Was there a discussion of how you wanted to evoke the feeling of The New Yorker and have that come across in the show? Because it’s interesting, when I watched the show, the feeling is the magazine. How did you do that?

You don’t even know, that’s the biggest compliment that I could ask for. One of my personal, creative challenges was to acknowledge that all of these pieces are very different from each other. Every film is on a different subject in a different style. There’s fiction, there’s non-fiction, and they’re all done by different filmmakers, so they look and feel different. There’s a challenge in trying to make them feel like they are of the same universe. Even though these stories are so different, what ties them together? I came up with this idea that we dip into all of these smaller, shorter-form worlds. The New Yorker is where it all starts. You see that some of our episodes include quick, behind the scenes, very cinematically shot vignettes at The New Yorker. But The New Yorker is an icon in and of itself of this city, New York City. I thought that might give us the license to explore New York a lot, in the same way that the magazine opens windows into all of these different worlds, I thought the show could do the same. In that way, the connective tissue became the cinematic looks behind the doors and windows of New York City with our around town interstitials that are really beautifully shot.

Is there a story from the series that resonates most with you? I know, that’s sort of an unfair question.

It kind of is. [Laughs.] It’s so hard to say one.

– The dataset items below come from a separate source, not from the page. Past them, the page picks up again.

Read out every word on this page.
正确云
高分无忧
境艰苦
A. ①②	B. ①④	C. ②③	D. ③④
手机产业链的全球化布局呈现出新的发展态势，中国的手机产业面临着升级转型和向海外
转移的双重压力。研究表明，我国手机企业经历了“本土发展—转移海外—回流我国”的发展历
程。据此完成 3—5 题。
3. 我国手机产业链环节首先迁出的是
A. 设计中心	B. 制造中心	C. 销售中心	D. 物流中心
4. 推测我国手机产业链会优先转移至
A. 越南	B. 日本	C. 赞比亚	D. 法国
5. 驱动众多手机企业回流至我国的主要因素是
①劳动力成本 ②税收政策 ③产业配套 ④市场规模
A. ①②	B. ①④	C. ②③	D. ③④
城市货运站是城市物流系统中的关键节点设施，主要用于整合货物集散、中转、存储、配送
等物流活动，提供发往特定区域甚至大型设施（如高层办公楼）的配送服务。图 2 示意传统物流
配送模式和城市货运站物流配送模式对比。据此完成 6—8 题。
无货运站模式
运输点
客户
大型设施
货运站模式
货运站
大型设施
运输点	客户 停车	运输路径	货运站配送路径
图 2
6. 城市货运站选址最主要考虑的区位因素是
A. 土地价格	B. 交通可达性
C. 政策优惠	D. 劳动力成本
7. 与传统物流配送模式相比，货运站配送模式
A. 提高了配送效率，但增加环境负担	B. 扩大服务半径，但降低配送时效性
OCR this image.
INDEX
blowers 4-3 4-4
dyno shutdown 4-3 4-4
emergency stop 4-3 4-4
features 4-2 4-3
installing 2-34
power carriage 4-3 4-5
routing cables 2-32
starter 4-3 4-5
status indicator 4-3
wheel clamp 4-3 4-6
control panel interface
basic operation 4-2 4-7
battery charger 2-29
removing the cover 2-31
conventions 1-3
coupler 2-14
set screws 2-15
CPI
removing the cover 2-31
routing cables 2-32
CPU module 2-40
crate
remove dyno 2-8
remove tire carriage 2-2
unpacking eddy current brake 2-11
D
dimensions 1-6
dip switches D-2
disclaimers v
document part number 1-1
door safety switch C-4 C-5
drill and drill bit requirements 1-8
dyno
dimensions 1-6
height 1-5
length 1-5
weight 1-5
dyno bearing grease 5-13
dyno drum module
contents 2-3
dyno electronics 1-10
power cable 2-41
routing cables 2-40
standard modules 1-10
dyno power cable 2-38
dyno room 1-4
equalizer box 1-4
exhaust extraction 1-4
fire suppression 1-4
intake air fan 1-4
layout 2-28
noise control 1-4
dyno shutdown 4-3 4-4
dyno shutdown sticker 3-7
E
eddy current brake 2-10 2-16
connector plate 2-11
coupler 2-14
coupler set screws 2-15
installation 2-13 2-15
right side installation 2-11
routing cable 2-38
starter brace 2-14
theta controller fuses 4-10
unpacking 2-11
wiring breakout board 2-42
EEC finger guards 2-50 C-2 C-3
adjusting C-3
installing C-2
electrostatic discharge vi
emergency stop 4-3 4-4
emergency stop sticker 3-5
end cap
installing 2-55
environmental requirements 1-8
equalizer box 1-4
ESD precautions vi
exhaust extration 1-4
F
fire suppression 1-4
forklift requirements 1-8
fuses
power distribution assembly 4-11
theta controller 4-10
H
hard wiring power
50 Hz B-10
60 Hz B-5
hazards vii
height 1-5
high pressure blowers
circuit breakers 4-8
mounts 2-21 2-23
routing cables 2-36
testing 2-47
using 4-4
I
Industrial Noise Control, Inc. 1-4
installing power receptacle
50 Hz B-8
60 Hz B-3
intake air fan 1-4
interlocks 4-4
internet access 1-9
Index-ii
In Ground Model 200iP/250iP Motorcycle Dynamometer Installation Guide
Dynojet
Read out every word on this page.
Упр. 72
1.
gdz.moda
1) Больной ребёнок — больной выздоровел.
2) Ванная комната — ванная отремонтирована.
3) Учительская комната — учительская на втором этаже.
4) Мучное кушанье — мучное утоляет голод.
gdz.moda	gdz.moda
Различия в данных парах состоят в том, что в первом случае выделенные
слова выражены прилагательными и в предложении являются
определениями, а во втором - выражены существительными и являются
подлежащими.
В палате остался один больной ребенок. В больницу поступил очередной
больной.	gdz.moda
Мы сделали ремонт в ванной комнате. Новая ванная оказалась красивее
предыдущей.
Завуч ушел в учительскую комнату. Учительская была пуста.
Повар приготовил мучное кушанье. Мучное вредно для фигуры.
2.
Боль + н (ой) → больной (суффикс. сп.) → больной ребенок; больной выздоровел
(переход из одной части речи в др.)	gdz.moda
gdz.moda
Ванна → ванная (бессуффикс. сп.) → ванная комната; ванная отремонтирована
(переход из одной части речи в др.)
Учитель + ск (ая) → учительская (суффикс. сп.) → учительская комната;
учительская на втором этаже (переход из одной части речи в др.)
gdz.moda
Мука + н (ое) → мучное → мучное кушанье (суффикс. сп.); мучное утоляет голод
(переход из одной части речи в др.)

I would say my feelings about these pieces can change on a day-to-day basis. I’m compelled by all of the stories in the series. But my relationship to them changes depending on what’s going on in the world or how I’m feeling. There’s one character in particular I’m comfortable saying really sticks with me and that’s the character Cassandro in Roger Ross Williams’ film “The Man Without a Mask,” based on the article [by William Finnegan] of the same name. He’s a lucha libre wrestler who’s an out-of-the-closet gay man who grew up in a very macho society and somehow found his place in this world of lucha libre wrestling. I find him to be one of the more resilient and compelling and moving characters ever. He really just stuck with me. I’m very moved by his story and his strengths.